During the second half of the 1800s, the most popular way to treat any form of upper respiratory illness, was to head up into the Swiss Alps and cure yourself by resting. You sat out in the sun, breathed the fresh air, and sometimes you got well. And sometimes you didn't.
BURT WOLF ON CAMERA: The most famous Swiss town for the rest cure was Davos, the ultimate resort for the unhealthy wealthy. For over 70 years, helping people get well, or helping them think they were getting well, was the local industry. And in the 1930s, doctors developed a more effective cure, and Davos had to refocus.
BURT WOLF: Surely the clean environment, fresh air, and natural beauty could be used for more than sanitoriums. And within a decade, Davos turned itself into a center for mountain sports. The dry, dust free air, with its low pollen content, still helps thousands of allergy and asthma sufferers, but these days Davos is about skiing, and sledding in the winter, and hiking in the summer.
While I was in Davos, I stayed at the Steigenberger Belvedere, which is the only five star hotel in town. It opened in 1875 and was the first hotel that was not built as a sanitorium for people trying to recover from an illness.
BURT WOLF ON CAMERA: The Belvedere was put up for people who wanted to have a good time, and that's still pretty much the theme around here. The building has all the charm of a building that's been up for over a hundred years. It also has all the things that a modern traveler would want. In 1980, the Steigenberger Group bought the hotel, and spent a small fortune bringing it into the 21st century.
BURT WOLF: There's an indoor swimming pool, with whirlpool, sauna and steam rooms, and the wall painting around the pool gives you the feeling that you were off in the tropics. The cocktail lounge, just off the lobby, is the main hangout for the after ski crowd. The bistro has a sun terrace that faces the mountains. Romeo and Julia is the name of their top restaurant, which specializes in Italian food. I particularly like the giant breakfast buffet. The best way to start the day.

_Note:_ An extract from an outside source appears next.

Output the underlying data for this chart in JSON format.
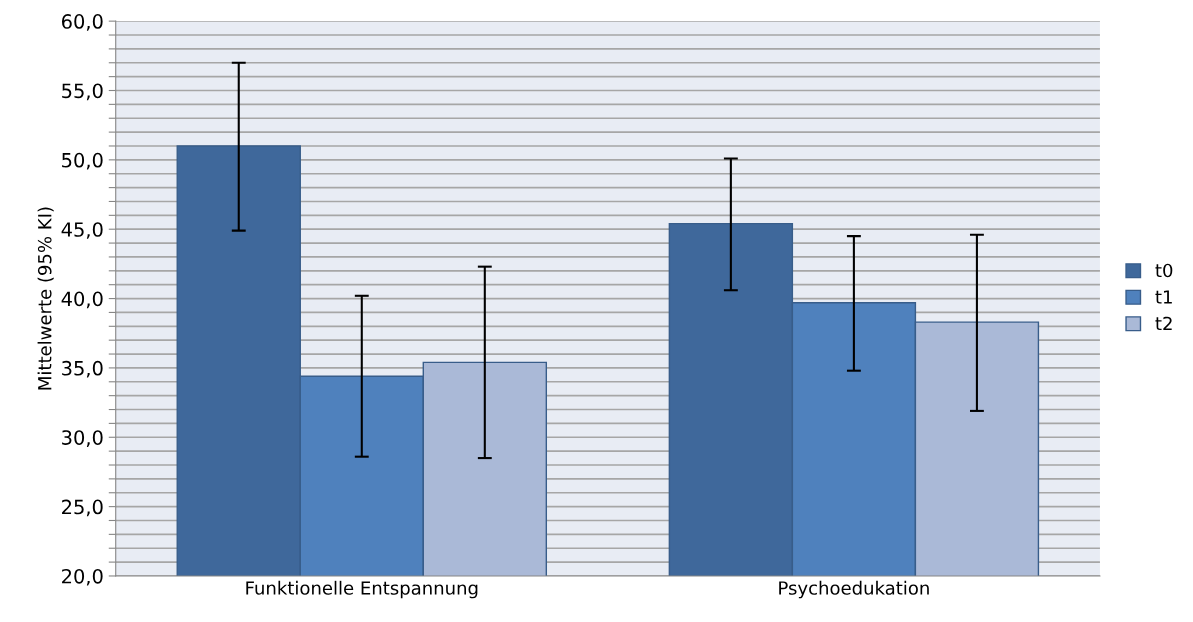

BURT WOLF ON CAMERA: Each year, the world economic forum is held here in Davos, and the Belvedere fills up with big names from the world of business and finance. Often a corporate group will show up, and try to build a sense of team spirit.
BURT WOLF: To help, the Belvedere will organize a team rope climb from the roof. We considered it, but decided we could achieve almost the same results by sharing the fondue. And the place we shared it was the Restaurant Gentiana. It's small and informal, and the food is excellent. They have a selection of different fondues but we thought a cooperative team sense would best be engendered by the classic cheese.
The Swiss have a great respect for the classic and traditional aspects of their culture, and spend a great deal of time and effort preserving them. A perfect example is the Swiss National Park. For centuries, the mountain ranges of Graubuenden were subject to constant mining, deforestation, over grazing, and over hunting.
In 1914, the Swiss federal government established the Swiss National Park, to put an end to those abuses, and to save the land for future generations.
The park's founding fathers were mostly scientists, who wanted the area to run its natural course and to study its evolution. Today its 65 square miles are tightly controlled and protected. Twenty-three lakes, rare plants and animals, and untouched forests offer visitors a look at Switzerland's most natural natural beauty.